Le projet d’hôpital Albertville-Moûtiers sur un site unique vient d’être enterré par l’agence régionale de santé, trop coûteux. Hospitaliers et élus locaux sont furieux.
Huit ans qu’ils l’attendaient. Peine et temps perdus. La semaine dernière, l’ARS Rhône-Alpes a mis un coup d’arrêt au projet de reconstruction du centre hospitalier Albertville-Moûtiers (CHAM, 580 lits), en Savoie.
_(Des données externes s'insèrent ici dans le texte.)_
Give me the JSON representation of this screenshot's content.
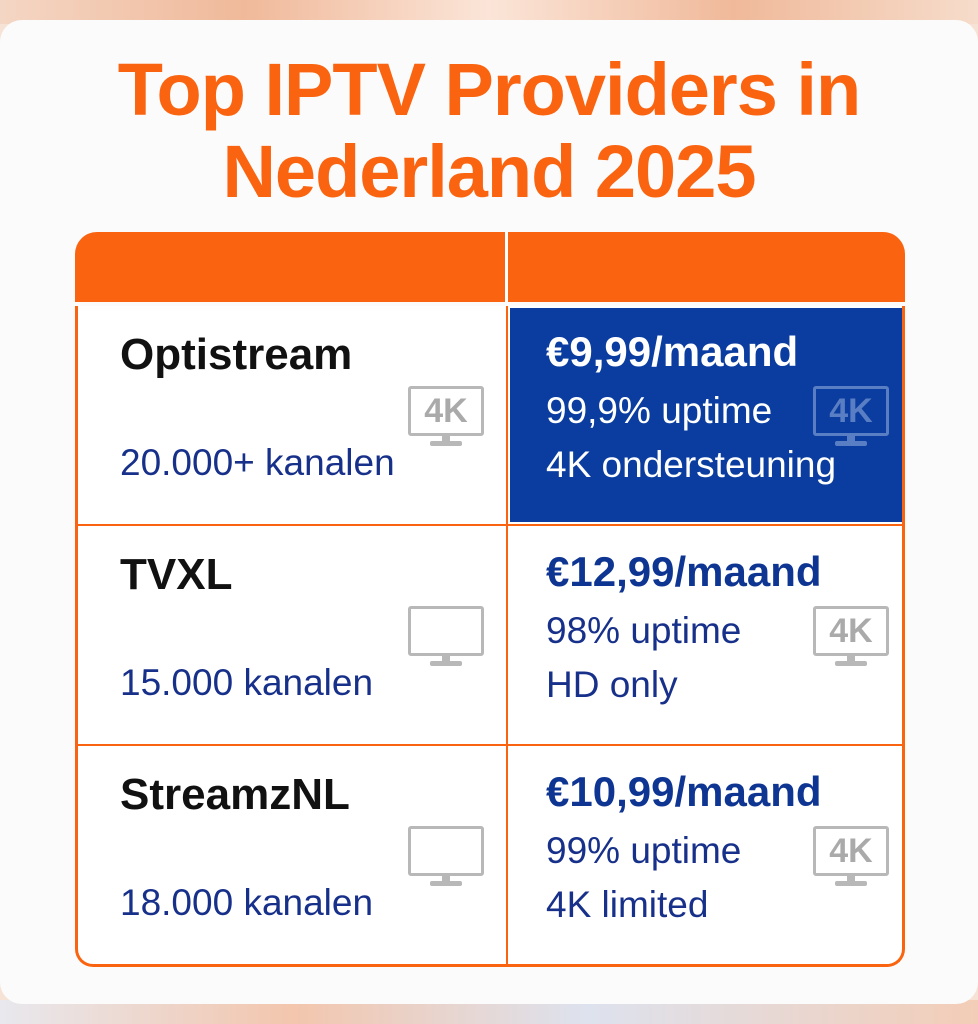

Dans ce paysage alpin où, en hiver, les kilomètres s’avalent au ralenti et les « traumas » en provenance des pistes sont légion, les deux établissements du CHAM, distants d’une trentaine de kilomètres, ne fusionneront pas. Le projet d’hôpital unique, soutenu par les élus et les 86 médecins hospitaliers devait se concrétiser à La Bâthie, bourg de 2 000 âmes situé en plaine.
Pourquoi ce coup d’arrêt ? L’aspect financier tout d’abord : le projet coûte encore près de 100 millions d’euros et les caisses de l’État sont vides. Éligible au plan Hôpital 2012, le nouveau bâtiment devait être financé à hauteur de 60 % par l’État, mais le gouvernement précédent n’est jamais allé au-delà d’un engagement de principe. La décision de l’ARS – qui préfère parler d’un projet « différé » plutôt que supprimé – confirme que Marisol Touraine n’est plus prête à mettre la main au portefeuille.
« Aberration », « douche froide » et « consternation »
Professionnels de santé et élus locaux n’ont pas de mots assez forts pour crier leur colère. « Nous avons recruté très récemment un endocrinologue et deux chirurgiens – un viscéral et un « ortho » – en leur assurant que bientôt, ils bénéficieraient d’un plateau technique neuf et de services regroupés sur un seul établissement, déplore le Dr Dominique Mertuk, président de la CME du CHAM. Seront-ils encore parmi nous dans six ou huit mois ? Je ne peux l’assurer. »
Le gériatre évoque « l’épuisement » des médecins « qui passent leur temps à courir d’un hôpital à l’autre » et les risques accrus d’accident. « Une patiente de 75 ans prise en charge à Albertville sera d’office mutée à Moûtiers, où se trouve la gériatrie, détaille-t-il. Et en été, la prise en charge d’une urgence digestive à Moûtiers sera transférée au service de chirurgie dédiée à Albertville. On pensait en avoir fini avec ces navettes systématiques. » Le maire de La Bâthie, Denis Muraz, est « écœuré ». Très impliqué dans le projet, l’homme n’hésite pas à parler d’« atteinte à la santé pour tous », d’autant que les deux établissements avaient anticipé la reconversion de leurs vieux murs. « Ils voulaient utiliser un bâtiment pour la formation médicale, une école d’infirmières par exemple, et spécialiser le second en gériatrie, explique M. Muraz. Cela répondait aux besoins de la population. »
La médecine de ville privilégiée
En lieu et place du nouvel hôpital, l’ARS préfère un « projet alternatif » tourné vers la médecine de ville, « qui répond mieux à la problématique des transports en montagne », explique son directeur général Christophe Jacquinet. Trois niveaux de prise en charge seraient développés dans les stations : consultation « simple » en centres ou maisons de santé pluridisciplinaires ; radiologie et petite chirurgie « pour la traumatologie sportive » dans les cabinets des médecins de montagne ; aide médicale d’urgence assurée par les médecins correspondant SAMU. « Tout cela existe déjà mais nous souhaitons privilégier cette approche qui vise à éviter aux patients de redescendre dans la vallée pour se faire soigner », argumente Christophe Jacquinet. En parallèle, l’hôpital d’Albertville, « rapidement construit pour les J.O. de 1992 », serait « modernisé » et la collaboration médicale avec Bourg-Saint-Maurice renforcée en gérontologie. En tout, le projet coûterait « entre dix et 50 millions d’euros », estime le directeur.
En cours de formation, un comité de pilotage territorial (élus, hospitaliers, libéraux, ARS) aura jusqu’en juin 2013 pour trancher.